Observation data Epoch J2000 Equinox J2000
- Constellation: Andromeda
- Right ascension: 00^{h} 50^{m} 18.26532^{s}
- Declination: +45° 00′ 08.1355″
- Apparent magnitude (V): 6.13

Characteristics
- Evolutionary stage: main sequence
- Spectral type: A3VpSiSrCrEuKsn
- B−V color index: 0.043±0.004
- Variable type: α^{2} CVn

Astrometry
- Radial velocity (R_{v}): 1.60 km/s
- Proper motion (μ): RA: +65.570 mas/yr Dec.: +4.662 mas/yr
- Parallax (π): 9.6184±0.0488 mas
- Distance: 339 ± 2 ly (104.0 ± 0.5 pc)
- Absolute magnitude (M_{V}): 1.18

Details
- Mass: 2.24±0.09 M_{☉}
- Radius: 2.36±0.12 R_{☉}
- Luminosity: 34.9±4.3 L_{☉}
- Surface gravity (log g): 4.12±0.09 cgs
- Temperature: 9,135±400 K
- Rotation: 2.5616 days
- Rotational velocity (v sin i): 33 km/s
- Age: 77 Myr
- Other designations: GO Andromedae, BD+44° 176, FK5 2055, HD 4778, HIP 3919, HR 234, SAO 36702, PPM 43369

Database references
- SIMBAD: data

= HD 4778 =

Star in the constellation Andromeda

HD 4778, also known as HR 234 and GO Andromedae, is a variable star in the constellation Andromeda. Its magnitude varies by 0.04 magnitudes from the median of 6.12 with a period of approximately 2.55 days. The star is located 350 light years away, as determined from its annual parallax shift of 9.62 mas.
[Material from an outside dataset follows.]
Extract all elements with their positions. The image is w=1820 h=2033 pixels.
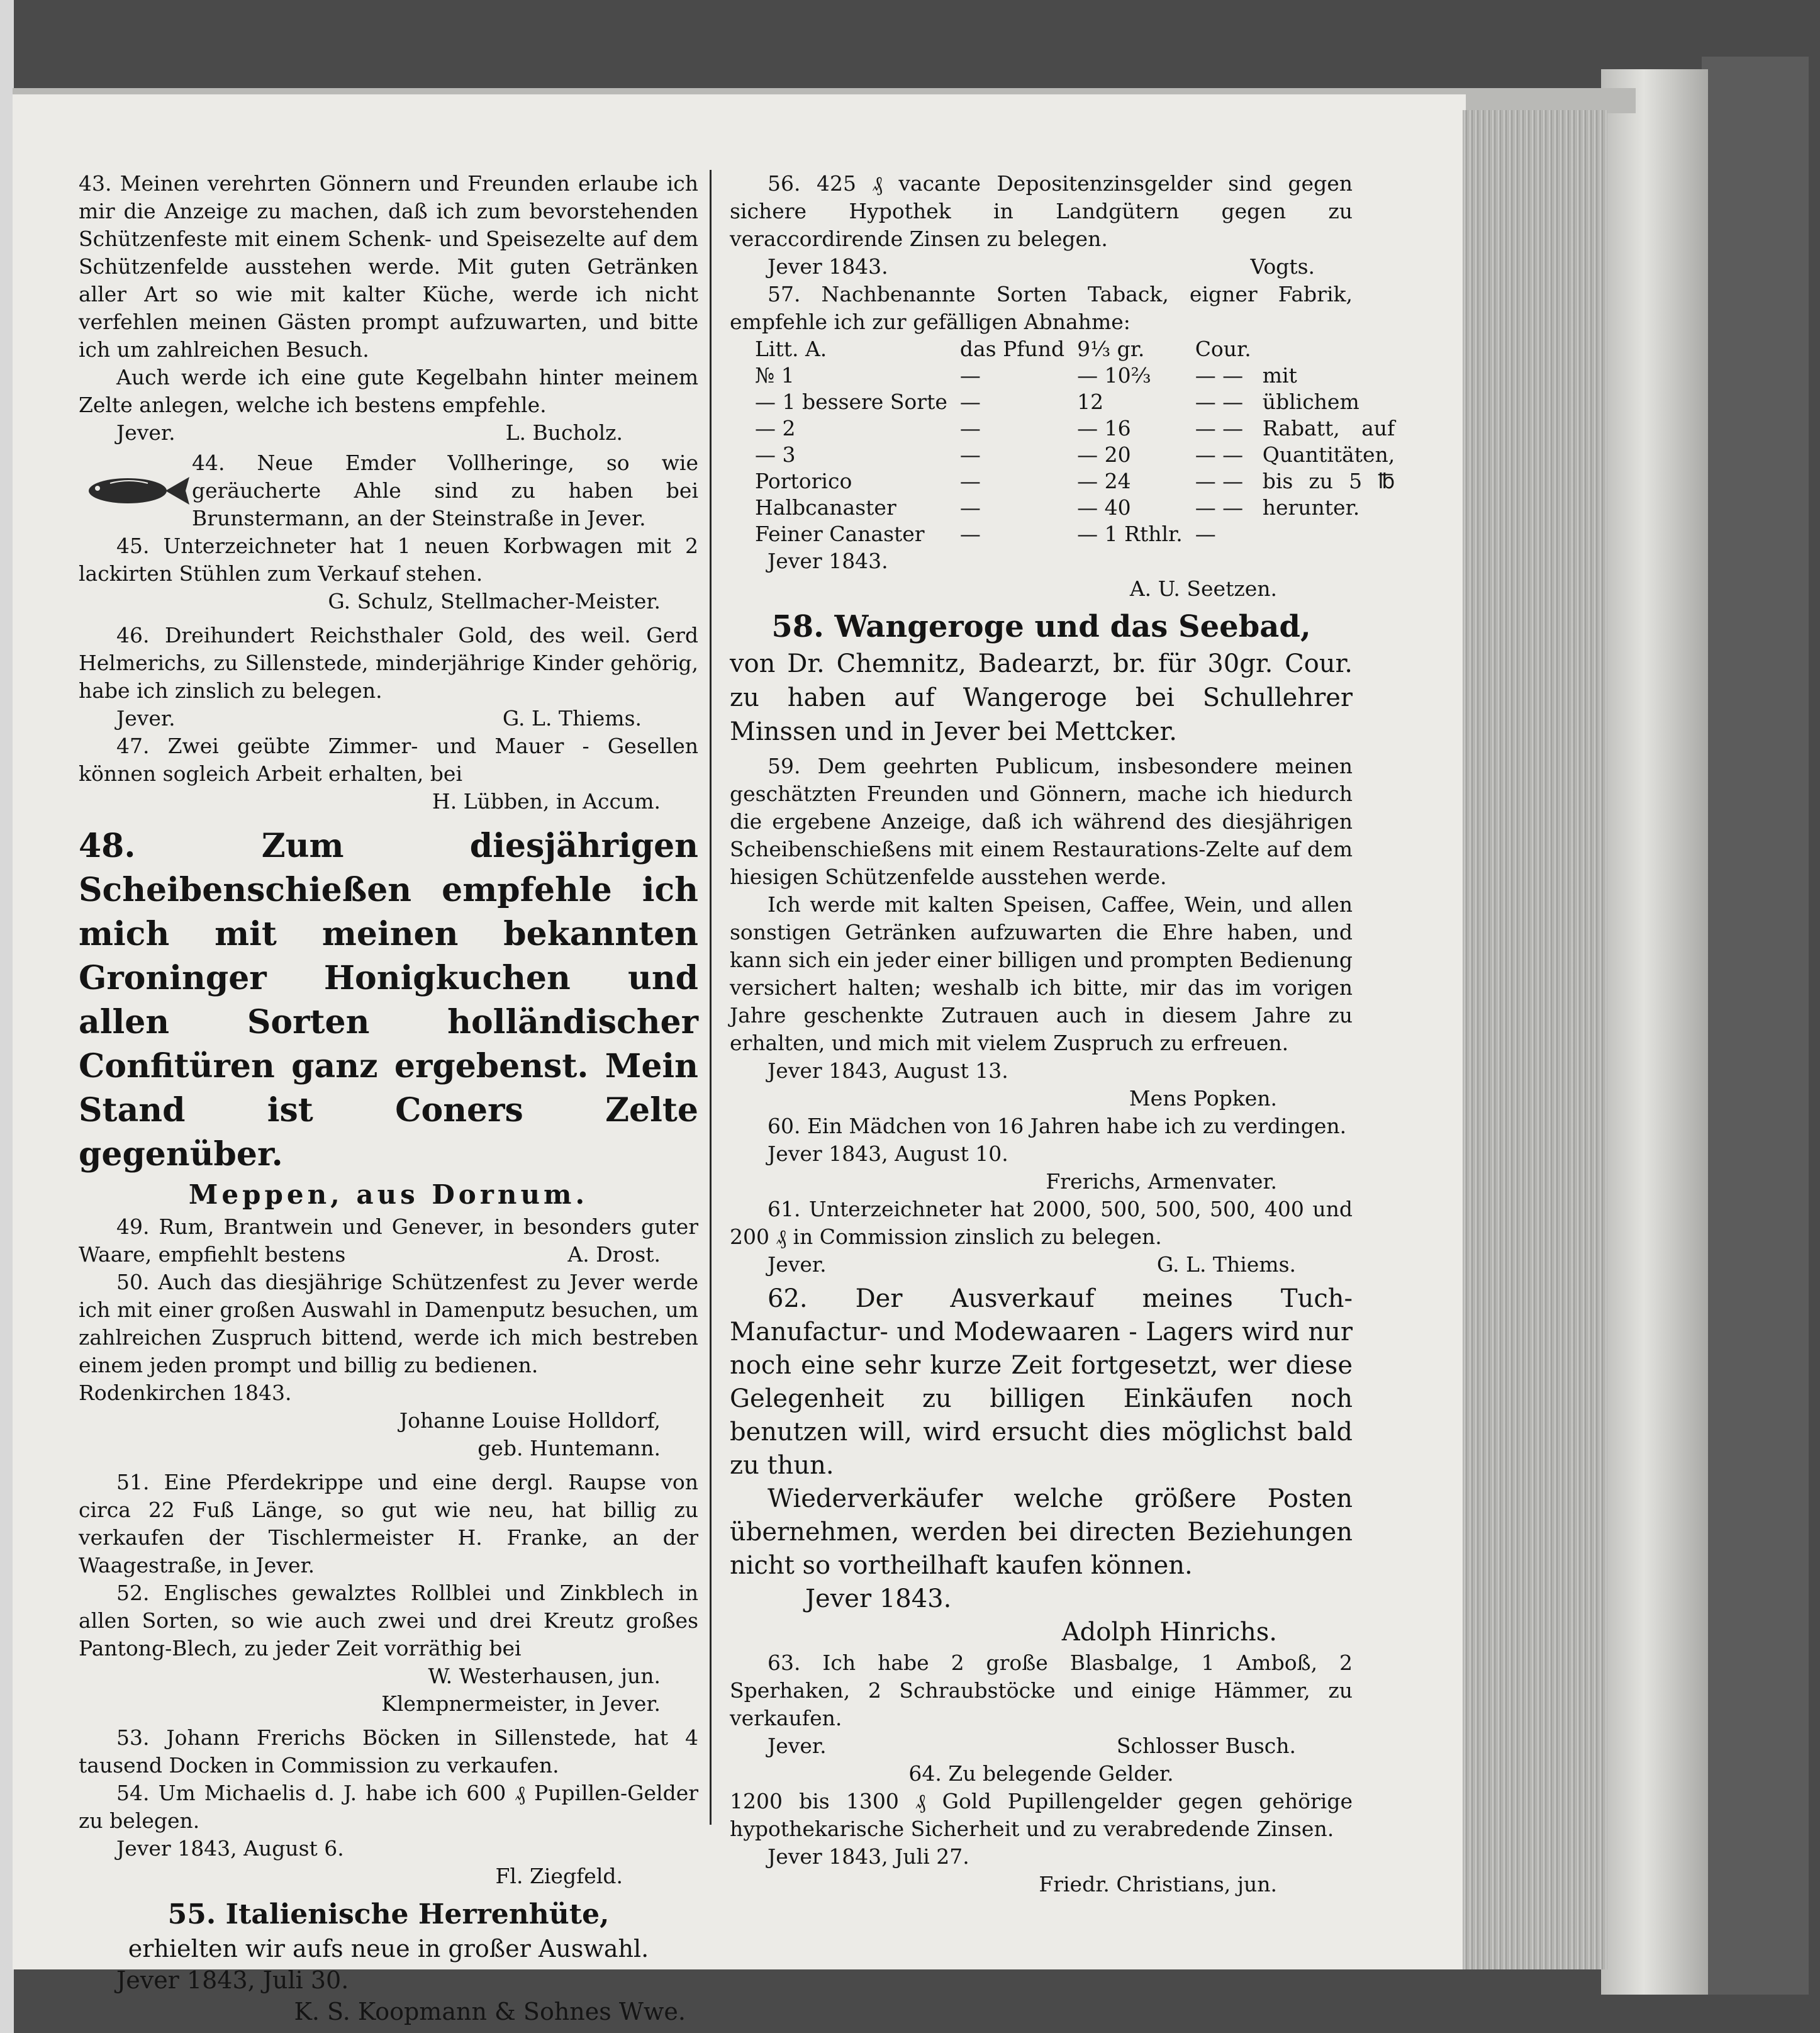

This is an Ap star with a stellar classification of A3VpSiSrCrEuKsn, showing chemical peculiarities in its spectrum from strontium, chromium, and europium. It is an Alpha^{2} Canum Venaticorum variable with a magnetic field that varies across the range +1400±to G. This rotation-modulated variability allows direct determination of the rotation rate of 2.5616 days.

HD 4778 has 2.24 times the mass of the Sun and 2.36 times the Sun's radius. The star is radiating 35 times the Sun's luminosity from its photosphere at an effective temperature of 9,375 K. It is about 77 million years old.